Hook donors online - but lure them back with direct mail

publication date: Jun 13, 2011
Most donors give through just one channel - direct mail. And even new donors acquired online switch "in large numbers to direct mail giving in subsequent years."

That's not a promo from a direct mail specialist. It's the carefully verified conclusion from Target Analytics' five-year study of 28 large nonprofits with a cumulative total of 15 million donors and over $1 billion in revenue.

Retention, lifetime value better if they switch

The Internet is without doubt a successful acquisition channel, Target says, but it's not effective for retention. Online-acquired donors that start giving through direct mail as well show a significant uptick in their retention and lifetime value when compared to the online-only cohort.

And whether or not donors are giving through multiple channels won't help you predict their value and likelihood of retention.

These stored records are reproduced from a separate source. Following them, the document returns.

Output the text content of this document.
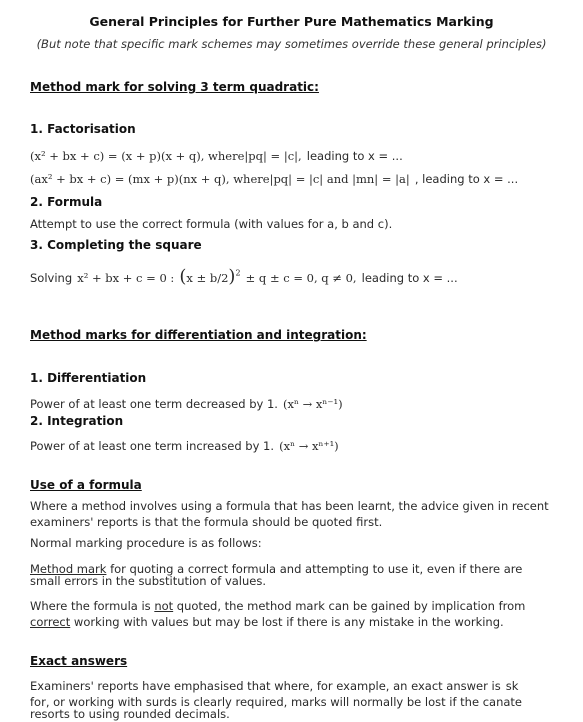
General Principles for Further Pure Mathematics Marking
(But note that specific mark schemes may sometimes override these general principles)
Method mark for solving 3 term quadratic:
1. Factorisation
(x² + bx + c) = (x + p)(x + q), where|pq| = |c|, leading to x = ...
(ax² + bx + c) = (mx + p)(nx + q), where|pq| = |c| and |mn| = |a| , leading to x = ...
2. Formula
Attempt to use the correct formula (with values for a, b and c).
3. Completing the square
Solving x² + bx + c = 0 : $(x \pm b/2)^2 \pm q \pm c = 0$, q ≠ 0, leading to x = ...
Method marks for differentiation and integration:
1. Differentiation
Power of at least one term decreased by 1. (xⁿ → xⁿ⁻¹)
2. Integration
Power of at least one term increased by 1. (xⁿ → xⁿ⁺¹)
Use of a formula
Where a method involves using a formula that has been learnt, the advice given in recent
examiners' reports is that the formula should be quoted first.
Normal marking procedure is as follows:
Method mark for quoting a correct formula and attempting to use it, even if there are
small errors in the substitution of values.
Where the formula is not quoted, the method mark can be gained by implication from
correct working with values but may be lost if there is any mistake in the working.
Exact answers
Examiners' reports have emphasised that where, for example, an exact answer is sk
for, or working with surds is clearly required, marks will normally be lost if the canate
resorts to using rounded decimals.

To evaluate that, use the same yardstick direct marketers have used for ages - recency, frequency, and amount.

"It is the ability of online-acquired donors to use another channel - that is, to start giving through direct mail - that significantly boosts the long-term value of this group of donors," said Rob Harris, Target Analytics' director of analytic products and a co-author of the study. "The most successful organizations have integrated online and offline marketing teams and CRM systems to develop effective multichannel communication strategies that can maximize donor value."

Other key findings about online donors include:

  • The majority of gifts are still received through direct mail, although it has become increasingly common for new donors to give their first gift online.
  • Online-acquired donors are significantly younger and tend to have higher household incomes than mail-acquired donors.
  • Online-acquired donors tend to give much larger gifts but have slightly lower retention rates than mail-acquired donors.
  • As a group, online-acquired donors have much higher cumulative value over the long term than traditional mail-acquired donors. However, long-term value varies depending on the donor's original gift level.
  • The substantially higher initial gift amounts given by online-acquired donors can mask issues with retention.

Every year, high percentages of online-acquired donors switch from online to offline giving, primarily to direct mail. The reverse is not true, however. Only a tiny percentage of mail-acquired donors give online in later years.